Originally published in the Thousand Islands Sun
Todmorden, a small mill town in England, has figured out a way to feed its residents without relying on the government—or supermarket. The 15,000-person community took the initiative and built 70 raised beds throughout town, then grew as many different vegetables and herbs as they could fit. A small volunteer group called “Incredible Edible” then contacted public entities such as the fire and railway stations about using public land for planting additional crops.
Every school in Todmorden is now involved in growing, too; and several orchards have also been installed in the town. The food that grows is managed by volunteers; and any resident or visitor is welcome to stroll through Todmorden and pick to his or her heart's content.
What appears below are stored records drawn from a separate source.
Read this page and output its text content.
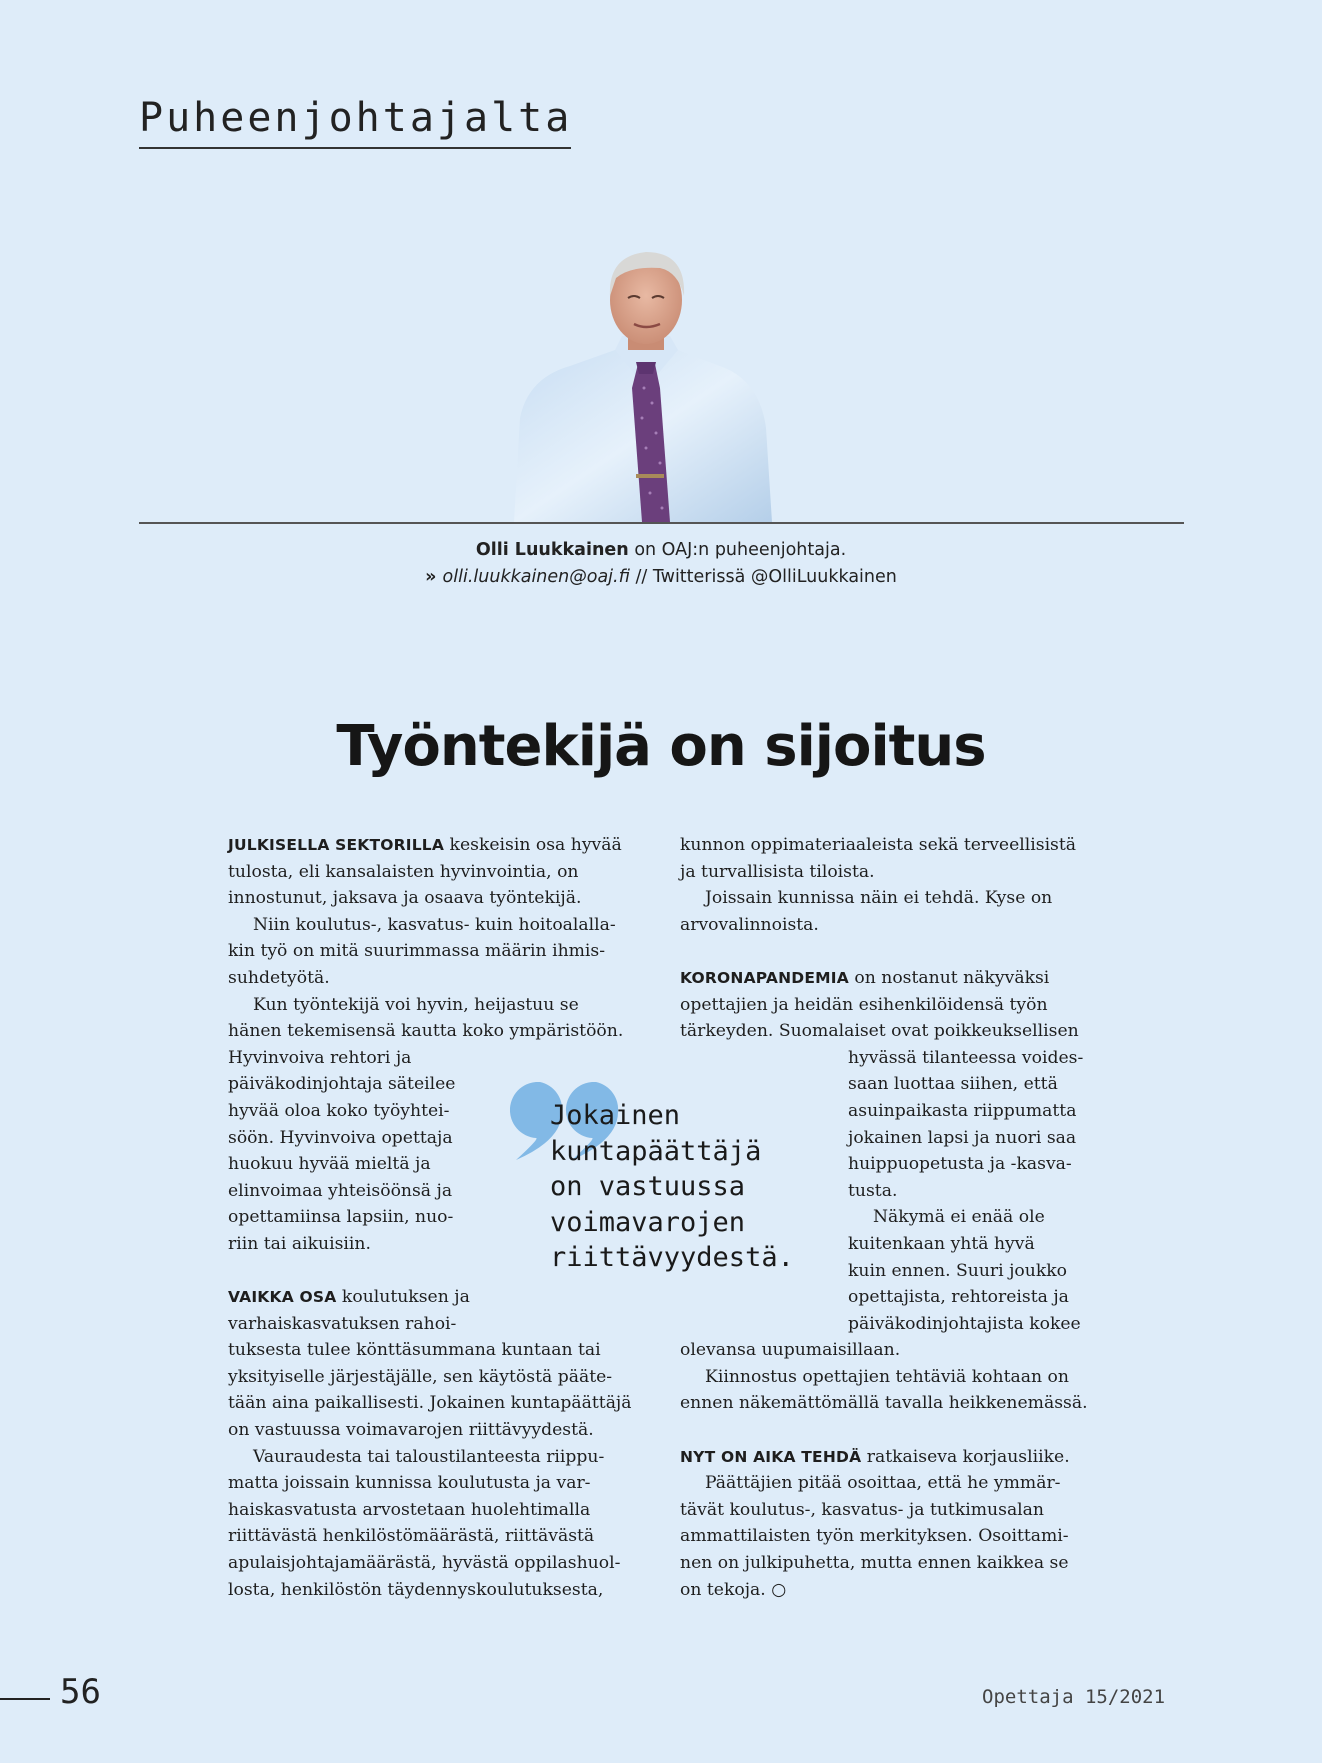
Puheenjohtajalta
Olli Luukkainen on OAJ:n puheenjohtaja.
» olli.luukkainen@oaj.fi // Twitterissä @OlliLuukkainen
Työntekijä on sijoitus
JULKISELLA SEKTORILLA keskeisin osa hyvää
tulosta, eli kansalaisten hyvinvointia, on
innostunut, jaksava ja osaava työntekijä.
Niin koulutus-, kasvatus- kuin hoitoalalla-
kin työ on mitä suurimmassa määrin ihmis-
suhdetyötä.
Kun työntekijä voi hyvin, heijastuu se
hänen tekemisensä kautta koko ympäristöön.
Hyvinvoiva rehtori ja
päiväkodinjohtaja säteilee
hyvää oloa koko työyhtei-
söön. Hyvinvoiva opettaja
huokuu hyvää mieltä ja
elinvoimaa yhteisöönsä ja
opettamiinsa lapsiin, nuo-
riin tai aikuisiin.
VAIKKA OSA koulutuksen ja
varhaiskasvatuksen rahoi-
tuksesta tulee könttäsummana kuntaan tai
yksityiselle järjestäjälle, sen käytöstä pääte-
tään aina paikallisesti. Jokainen kuntapäättäjä
on vastuussa voimavarojen riittävyydestä.
Vauraudesta tai taloustilanteesta riippu-
matta joissain kunnissa koulutusta ja var-
haiskasvatusta arvostetaan huolehtimalla
riittävästä henkilöstömäärästä, riittävästä
apulaisjohtajamäärästä, hyvästä oppilashuol-
losta, henkilöstön täydennyskoulutuksesta,
kunnon oppimateriaaleista sekä terveellisistä
ja turvallisista tiloista.
Joissain kunnissa näin ei tehdä. Kyse on
arvovalinnoista.
KORONAPANDEMIA on nostanut näkyväksi
opettajien ja heidän esihenkilöidensä työn
tärkeyden. Suomalaiset ovat poikkeuksellisen
hyvässä tilanteessa voides-
saan luottaa siihen, että
asuinpaikasta riippumatta
jokainen lapsi ja nuori saa
huippuopetusta ja -kasva-
tusta.
Näkymä ei enää ole
kuitenkaan yhtä hyvä
kuin ennen. Suuri joukko
opettajista, rehtoreista ja
päiväkodinjohtajista kokee
olevansa uupumaisillaan.
Kiinnostus opettajien tehtäviä kohtaan on
ennen näkemättömällä tavalla heikkenemässä.
NYT ON AIKA TEHDÄ ratkaiseva korjausliike.
Päättäjien pitää osoittaa, että he ymmär-
tävät koulutus-, kasvatus- ja tutkimusalan
ammattilaisten työn merkityksen. Osoittami-
nen on julkipuhetta, mutta ennen kaikkea se
on tekoja. ○
Jokainen
kuntapäättäjä
on vastuussa
voimavarojen
riittävyydestä.
56	Opettaja 15/2021
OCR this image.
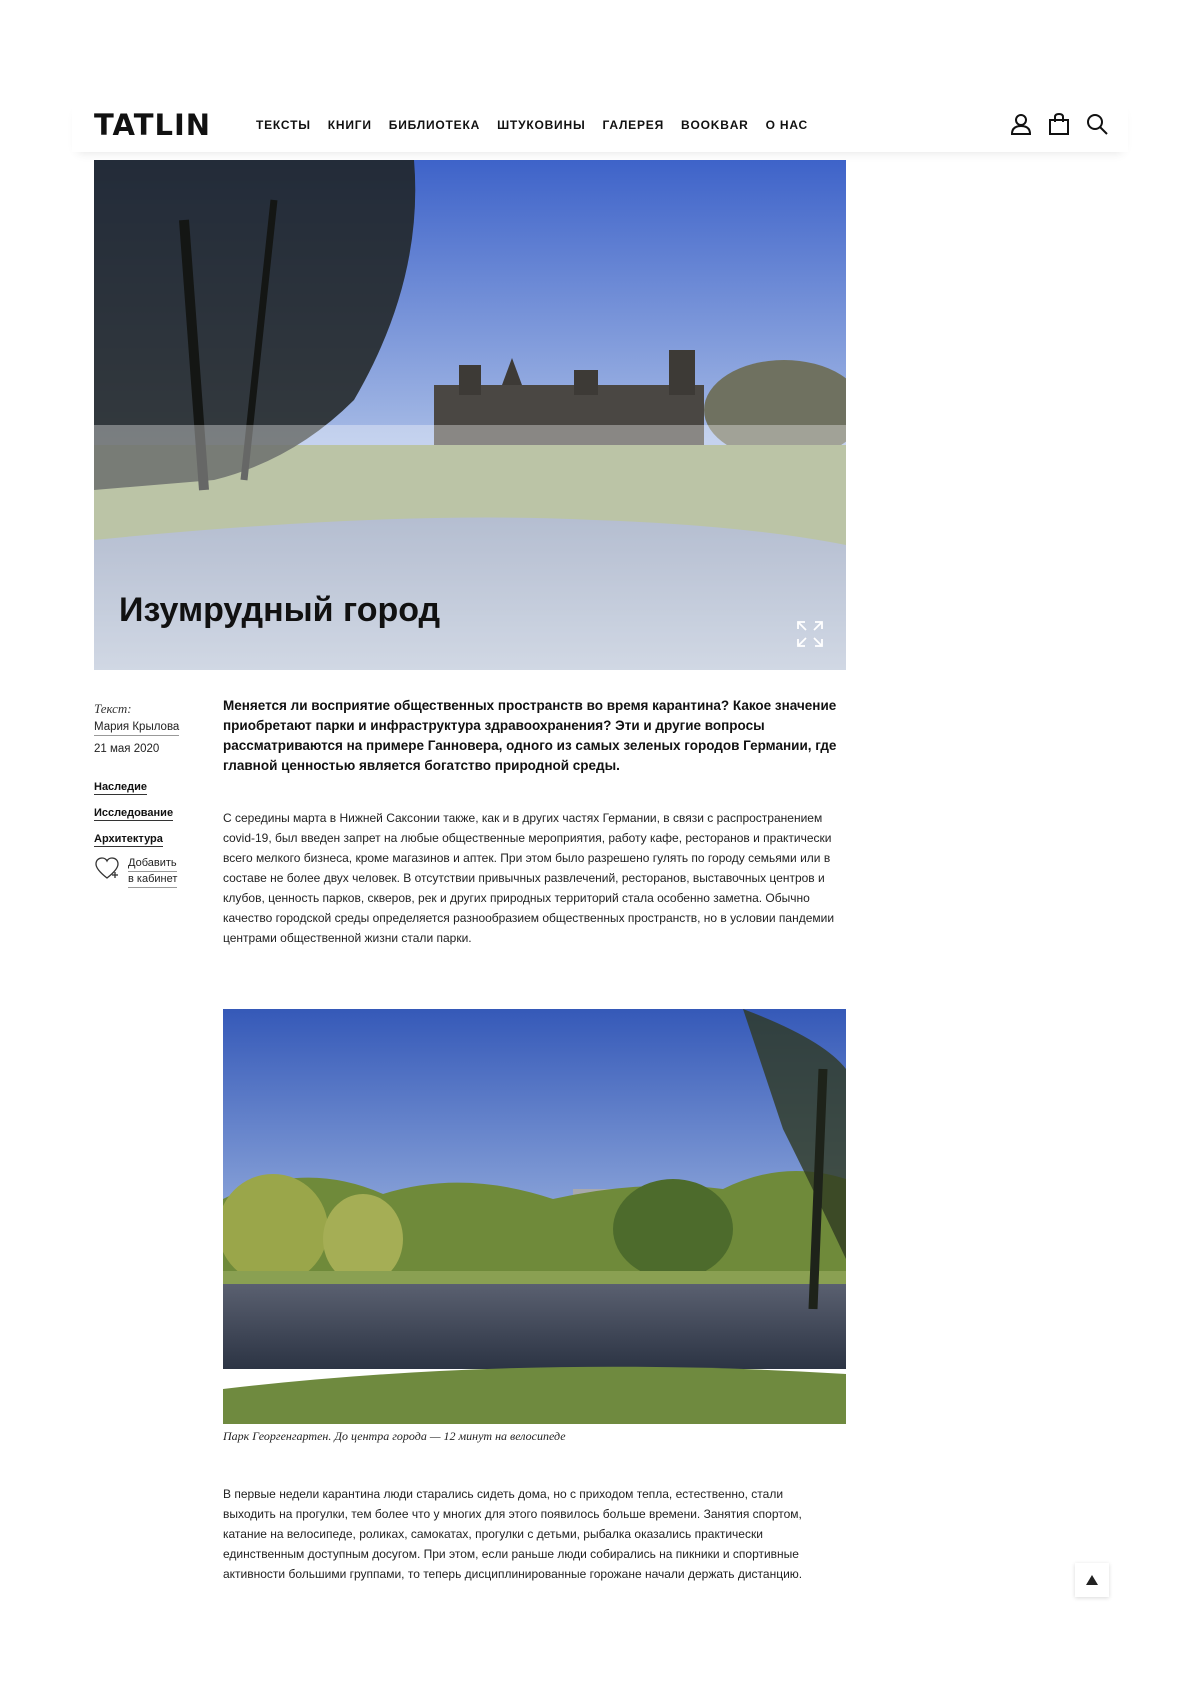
TATLIN	ТЕКСТЫ КНИГИ БИБЛИОТЕКА ШТУКОВИНЫ ГАЛЕРЕЯ BOOKBAR О НАС
Изумрудный город
Текст:
Мария Крылова
21 мая 2020
Наследие
Исследование
Архитектура
Добавить
в кабинет

Меняется ли восприятие общественных пространств во время карантина? Какое значение приобретают парки и инфраструктура здравоохранения? Эти и другие вопросы рассматриваются на примере Ганновера, одного из самых зеленых городов Германии, где главной ценностью является богатство природной среды.

С середины марта в Нижней Саксонии также, как и в других частях Германии, в связи с распространением covid-19, был введен запрет на любые общественные мероприятия, работу кафе, ресторанов и практически всего мелкого бизнеса, кроме магазинов и аптек. При этом было разрешено гулять по городу семьями или в составе не более двух человек. В отсутствии привычных развлечений, ресторанов, выставочных центров и клубов, ценность парков, скверов, рек и других природных территорий стала особенно заметна. Обычно качество городской среды определяется разнообразием общественных пространств, но в условии пандемии центрами общественной жизни стали парки.

Парк Георгенгартен. До центра города — 12 минут на велосипеде

В первые недели карантина люди старались сидеть дома, но с приходом тепла, естественно, стали выходить на прогулки, тем более что у многих для этого появилось больше времени. Занятия спортом, катание на велосипеде, роликах, самокатах, прогулки с детьми, рыбалка оказались практически единственным доступным досугом. При этом, если раньше люди собирались на пикники и спортивные активности большими группами, то теперь дисциплинированные горожане начали держать дистанцию.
If this is possible on a scale of 15,000, shouldn't it be extremely manageable for a community as small as Redwood? We've already got seven raised beds throughout the hamlet; and the Redwood Neighborhood Association, in conjunction with Hearts for Youth, will be installing a greenhouse next to the pavilion this spring. These strides bring us another step closer to self-sufficiency; and leaps and bounds closer to good health from locally produced, organic food.
And although it's still winter, pre-orders are going on now for flowering crabapple trees to plant in your front yards. The tree sales are part of an effort to beautify downtown Redwood. Several dozen trees have already been purchased, and many of those planted. If you drive along Route 37 and side streets, you'll see the young trees as they make their ways through their first winter in Redwood. If you'd like more information, get in touch with me and I'll point you in the right direction.
But let's not lose sight of the season we're in! It's finally starting to feel like winter; and with it we've got the first annual Mud Lake Classic Fishing Tournament from 7 a.m. to 4 p.m. this Saturday. Licensed fishermen from the Redwood area are invited to participate in a friendly catch-and-release tournament on Mud Lake. Registration is $10, with part of the proceeds benefiting betterArts (www.betterarts.org) and its efforts to increase access to arts and music in Jefferson County. A cash prize will be rewarded to the individual who catches and releases the most pike.